Friday evenings are fun. They are the culmination of a tiring work week and generally are a precursor to a relaxed weekend. Okay, not that relaxed but at least a time to unwind, catch up with the chores, read, watch silly TV or movies and tolerate the kids waiting for Monday to come quickly. A regular evening like that was turned on its head last evening when the younger son cut his hand while trying something with the kitchen knife.
To cut a long story short, we were at the nearby hospital’s Emergency Room within minutes. He required sutures, a number of injections and medicines to get the situation under control. While he was being tended to by the doctor on duty along with the nurses, there were 2 other doctors handling emergencies of similar kinds in the wards. The room next door had two wailing kids. The sound of crying kids distresses me especially those in pain not the tantrum kind, those ones drive me mad. As the door was open, I could see these two young kids, very tiny in form with a bunch of tubes hanging from their mouth and hands crying hysterically. Their poor mother looked hapless.

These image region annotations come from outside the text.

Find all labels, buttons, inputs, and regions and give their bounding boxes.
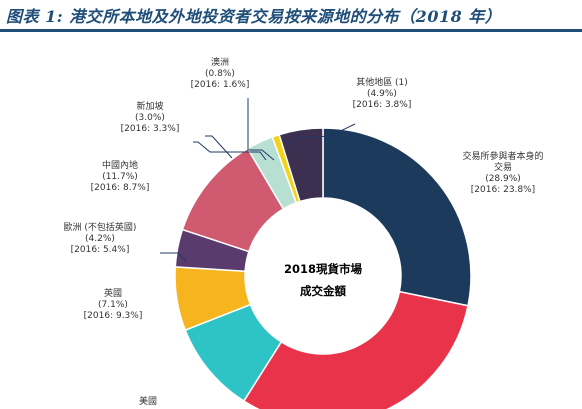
leader-mainland: [205, 135, 233, 159]
slice-label-0: [2016: 23.8%]: [471, 185, 535, 195]
slice-label-8: 其他地區 (1): [356, 76, 408, 88]
slice-label-6: [2016: 3.3%]: [121, 124, 180, 134]
slice-label-6: 新加坡: [136, 100, 163, 112]
leader-australia: [247, 98, 275, 161]
slice-label-4: 歐洲 (不包括英國): [64, 221, 137, 233]
slice-label-7: [2016: 1.6%]: [191, 80, 250, 90]
slice-label-5: 中國內地: [102, 159, 138, 171]
slice-label-3: [2016: 9.3%]: [84, 311, 143, 321]
title-rule: [0, 29, 582, 32]
leader-lines: [160, 98, 356, 263]
slice-label-5: (11.7%): [102, 172, 138, 182]
leader-europe: [160, 252, 188, 263]
slice-label-8: (4.9%): [367, 89, 397, 99]
slice-0: [322, 127, 472, 307]
donut-slices: [174, 127, 472, 409]
slice-label-4: (4.2%): [85, 234, 115, 244]
slice-8: [278, 127, 324, 203]
slice-1: [242, 290, 469, 409]
slice-label-7: (0.8%): [205, 69, 235, 79]
slice-label-0: 交易: [494, 161, 512, 173]
slice-label-4: [2016: 5.4%]: [71, 245, 130, 255]
slice-label-3: 英國: [104, 287, 122, 299]
slice-label-3: (7.1%): [98, 300, 128, 310]
slice-label-7: 澳洲: [211, 56, 229, 68]
slice-label-6: (3.0%): [135, 113, 165, 123]
slice-label-0: (28.9%): [485, 174, 521, 184]
slice-label-2: 美國: [139, 395, 157, 407]
center-label-line: 成交金額: [300, 284, 346, 298]
figure-title: 图表 1: 港交所本地及外地投资者交易按来源地的分布（2018 年）: [6, 7, 502, 26]
leader-other: [289, 123, 356, 146]
leader-singapore-a: [193, 141, 267, 161]
slice-label-8: [2016: 3.8%]: [353, 100, 412, 110]
slice-label-0: 交易所參與者本身的: [462, 150, 543, 162]
slice-label-5: [2016: 8.7%]: [91, 183, 150, 193]
center-label-line: 2018現貨市場: [284, 262, 363, 276]
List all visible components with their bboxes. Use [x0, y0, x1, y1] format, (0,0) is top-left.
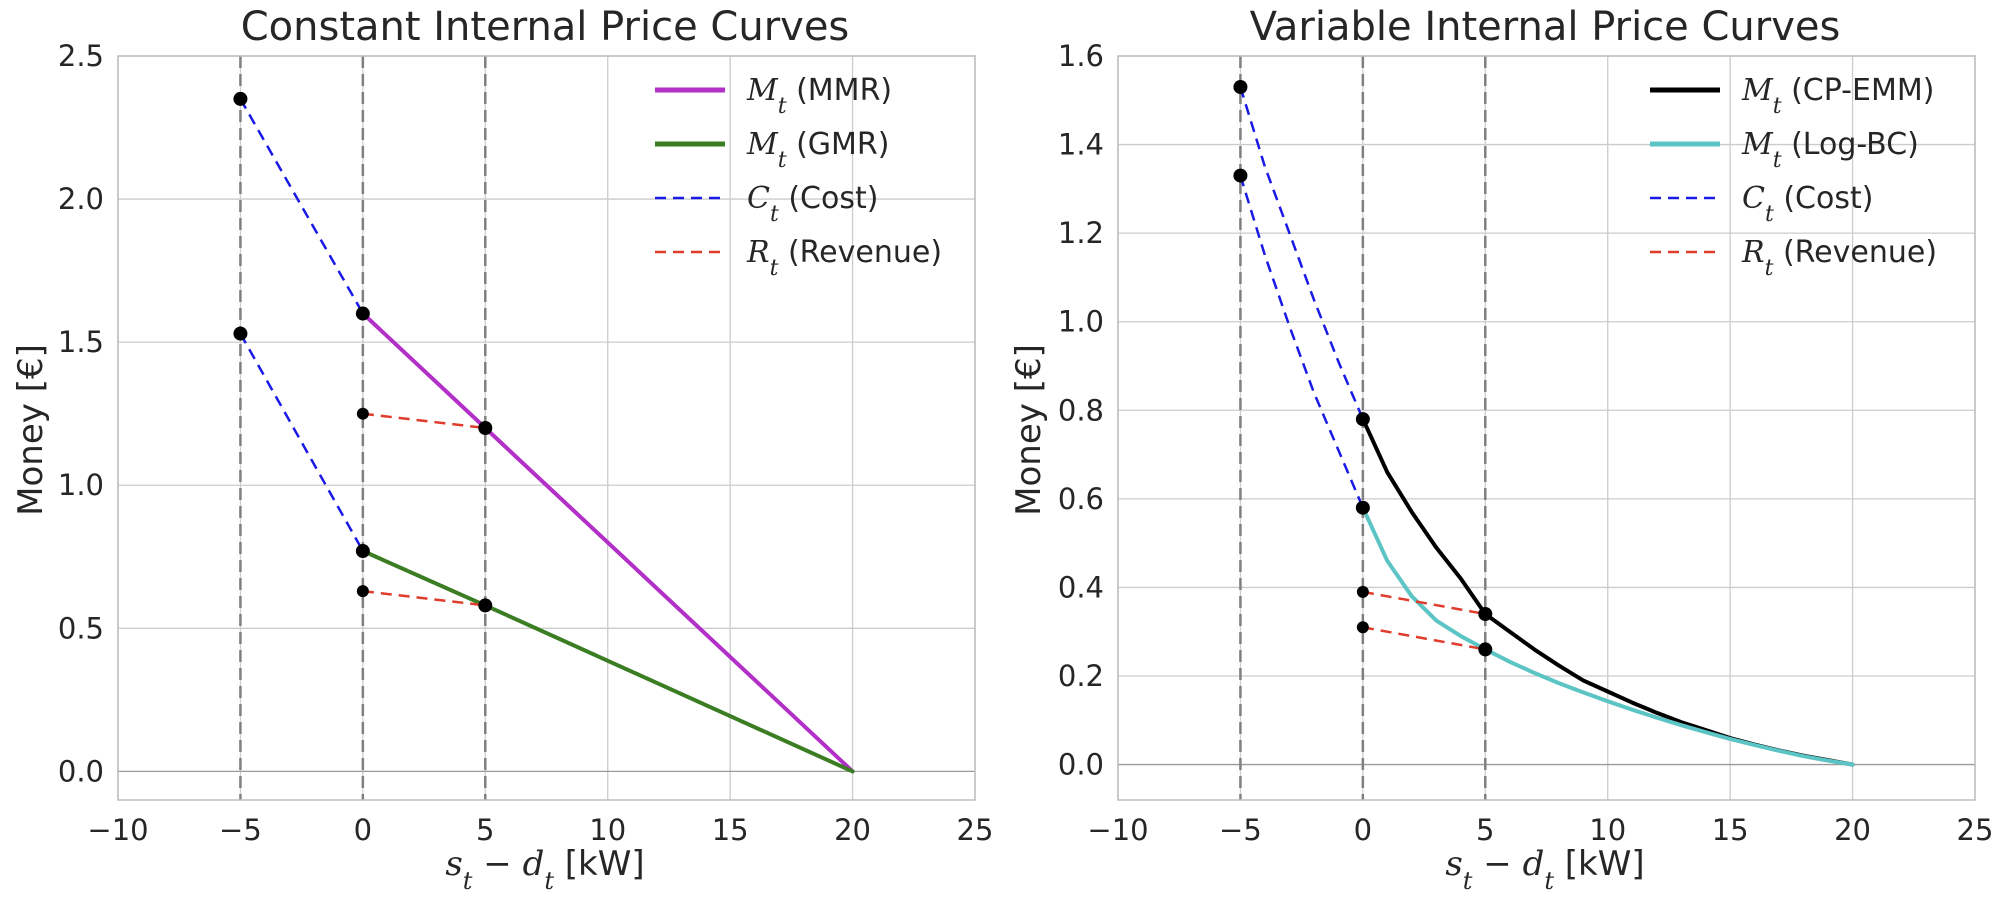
- chart-right-series-line: [1239, 86, 1365, 420]
- chart-left-data-point: [356, 407, 369, 420]
- chart-right-ytick-label: 0.8: [1058, 393, 1104, 427]
- chart-right-ytick-label: 1.2: [1058, 216, 1104, 250]
- chart-right-legend-entry: Rt (Revenue): [1650, 235, 1937, 281]
- chart-left-xtick-label: −5: [219, 813, 262, 847]
- chart-right-ytick-label: 0.6: [1058, 482, 1104, 516]
- chart-left-ytick-label: 2.5: [58, 39, 104, 73]
- chart-left-data-point: [233, 326, 248, 341]
- chart-left-data-point: [478, 598, 493, 613]
- chart-left-ytick-label: 2.0: [58, 182, 104, 216]
- chart-left-xtick-label: 10: [589, 813, 626, 847]
- chart-right-vlines: [1239, 56, 1487, 800]
- chart-left-yticks: 0.0 0.5 1.0 1.5 2.0 2.5: [58, 39, 104, 788]
- chart-left-xtick-label: 15: [712, 813, 749, 847]
- chart-right-data-point: [1233, 168, 1248, 183]
- chart-right-legend-entry: Mt (CP-EMM): [1650, 73, 1934, 119]
- chart-right-series-line: [1362, 590, 1486, 616]
- chart-left-ytick-label: 0.0: [58, 754, 104, 788]
- chart-left-data-point: [356, 585, 369, 598]
- chart-right-data-point: [1233, 80, 1248, 94]
- chart-left-xtick-label: 0: [354, 813, 372, 847]
- chart-left-frame: [117, 55, 976, 801]
- chart-right-xlabel: st − dt [kW]: [1445, 844, 1644, 895]
- chart-right-xtick-label: −5: [1219, 813, 1262, 847]
- chart-left-xlabel: st − dt [kW]: [445, 844, 644, 895]
- chart-right-series-line: [1360, 505, 1855, 767]
- chart-left-series-line: [239, 98, 364, 315]
- chart-right-ytick-label: 0.4: [1058, 570, 1104, 604]
- chart-left-xtick-label: −10: [87, 813, 148, 847]
- chart-right-xtick-label: 15: [1712, 813, 1749, 847]
- chart-right-data-point: [1355, 412, 1370, 427]
- chart-left-data-point: [478, 421, 493, 435]
- chart-left-legend: Mt (MMR) Mt (GMR) Ct (Cost) Rt (Revenue): [655, 73, 942, 281]
- chart-right-xtick-label: 5: [1476, 813, 1494, 847]
- chart-right-points: [1233, 80, 1493, 657]
- chart-right-legend: Mt (CP-EMM) Mt (Log-BC) Ct (Cost) Rt (Reven…: [1650, 73, 1937, 281]
- chart-right-series: [1239, 86, 1855, 767]
- chart-left-legend-entry: Ct (Cost): [655, 181, 878, 227]
- chart-left-series-line: [239, 332, 364, 552]
- chart-left-ylabel: Money [€]: [11, 344, 51, 516]
- chart-right-ytick-label: 1.0: [1058, 305, 1104, 339]
- chart-right-xtick-label: 25: [1957, 813, 1994, 847]
- chart-left-legend-label: Rt (Revenue): [746, 235, 942, 281]
- chart-left-xtick-label: 5: [476, 813, 494, 847]
- chart-left-ytick-label: 0.5: [58, 611, 104, 645]
- chart-right-data-point: [1355, 500, 1370, 515]
- chart-right-yticks: 0.0 0.2 0.4 0.6 0.8 1.0 1.2 1.4 1.6: [1058, 39, 1104, 782]
- chart-right-xticks: −10 −5 0 5 10 15 20 25: [1087, 813, 1993, 847]
- chart-right-data-point: [1356, 621, 1369, 634]
- chart-right-legend-label: Mt (CP-EMM): [1741, 73, 1934, 119]
- chart-left-points: [233, 91, 493, 613]
- chart-right-ytick-label: 0.0: [1058, 748, 1104, 782]
- chart-right-ylabel: Money [€]: [1009, 344, 1049, 516]
- chart-left-ytick-label: 1.5: [58, 325, 104, 359]
- chart-right-frame: [1117, 55, 1976, 801]
- chart-left-ytick-label: 1.0: [58, 468, 104, 502]
- chart-left-legend-label: Mt (GMR): [746, 127, 889, 173]
- chart-right-legend-label: Rt (Revenue): [1741, 235, 1937, 281]
- chart-left-data-point: [355, 306, 370, 321]
- chart-right-legend-label: Ct (Cost): [1742, 181, 1873, 227]
- chart-left: Constant Internal Price Curves −10 −5 0 5 10…: [11, 4, 993, 895]
- chart-right-ytick-label: 1.4: [1058, 128, 1104, 162]
- chart-left-legend-entry: Mt (GMR): [655, 127, 889, 173]
- chart-right-data-point: [1478, 607, 1493, 621]
- chart-left-legend-entry: Rt (Revenue): [655, 235, 942, 281]
- chart-right-ytick-label: 1.6: [1058, 39, 1104, 73]
- chart-left-legend-label: Mt (MMR): [746, 73, 892, 119]
- chart-left-data-point: [233, 91, 248, 106]
- chart-left-legend-entry: Mt (MMR): [655, 73, 892, 119]
- chart-left-legend-label: Ct (Cost): [747, 181, 878, 227]
- chart-left-xtick-label: 20: [834, 813, 871, 847]
- chart-left-xtick-label: 25: [957, 813, 994, 847]
- chart-right-legend-label: Mt (Log-BC): [1741, 127, 1919, 173]
- chart-right-ytick-label: 0.2: [1058, 659, 1104, 693]
- chart-right-series-line: [1362, 626, 1486, 651]
- chart-right-xtick-label: 0: [1354, 813, 1372, 847]
- chart-right-legend-entry: Mt (Log-BC): [1650, 127, 1919, 173]
- chart-left-title: Constant Internal Price Curves: [241, 4, 850, 50]
- chart-right-xtick-label: 10: [1589, 813, 1626, 847]
- chart-left-series-line: [362, 412, 486, 430]
- chart-right-legend-entry: Ct (Cost): [1650, 181, 1873, 227]
- chart-right-xtick-label: 20: [1834, 813, 1871, 847]
- chart-right-title: Variable Internal Price Curves: [1250, 4, 1841, 50]
- chart-left-xticks: −10 −5 0 5 10 15 20 25: [87, 813, 993, 847]
- chart-right-data-point: [1478, 642, 1493, 657]
- chart-right: Variable Internal Price Curves −10 −5 0 5 10…: [1009, 4, 1993, 895]
- chart-right-data-point: [1356, 585, 1369, 598]
- chart-right-xtick-label: −10: [1087, 813, 1148, 847]
- chart-left-series-line: [362, 589, 486, 607]
- chart-left-data-point: [355, 544, 370, 559]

While my son was getting stitched up and the husband and I waited outside, there was commotion as the poor lady with the two children was crying and saying that she had no money to pay the bill. She was disheveled and perhaps was a housemaid. Seeing her children crying pitifully and her shedding helpless tears cut through us. There is nothing that connects parents more than suffering children. On gentle inquiry, I found out that her kids had consumed rat poison by mistake while she was out for work. The hospital staff had flushed their stomachs but they still required some pediatric attention. They were asked to go to a government hospital. Also because apparently the police needed to be notified. The mother and the relative accompanying her had no clue what to do. And the bigger crisis was that they had no money to pay the bill which was already running into thousands.
While all of us grumble at the exorbitant charges these hospitals take, imagine how a poor housemaid whose children were in critical danger would do that. I requested the doctors on duty to do something for her. Also spoke to those at billing to reduce her bill on humanitarian grounds. Of course, I was naïve. No one seemed to care. The children still needed further medical attention but were foisted off because perhaps the parent did not have the funds for treatment there. The doctors acted unconcerned too. Perhaps because my own child was suffering or because I am not exposed to this on a daily basis, it affected me greatly.
While the situation was not getting resolved, the husband took things in his hands. He paid their bill and also gave them money to catch an auto to the nearest government hospital. I am so proud of him for knowing the right thing to do under such circumstances. He is such a fantastic calm head under such situations and God knows we’ve been through quite a few of these with the kids.
The incident was on our minds on the way back home. How grateful, privileged and a bit ashamed we felt to have access to healthcare, to be able to stand up for our rights and demand them and to not be pushed around and taken for a ride. How does the healthcare system – doctors, administrators etc. become so immune to human suffering when it clashes with monetary interests? Does a human life really matter so little especially when it belongs to a poor person? There are no easy answers, are there?
My thoughts and prayers are with that mother. I hope her children are doing fine.
What are your thoughts on this? Do you think it is naïve to expect private hospitals to help poor patients?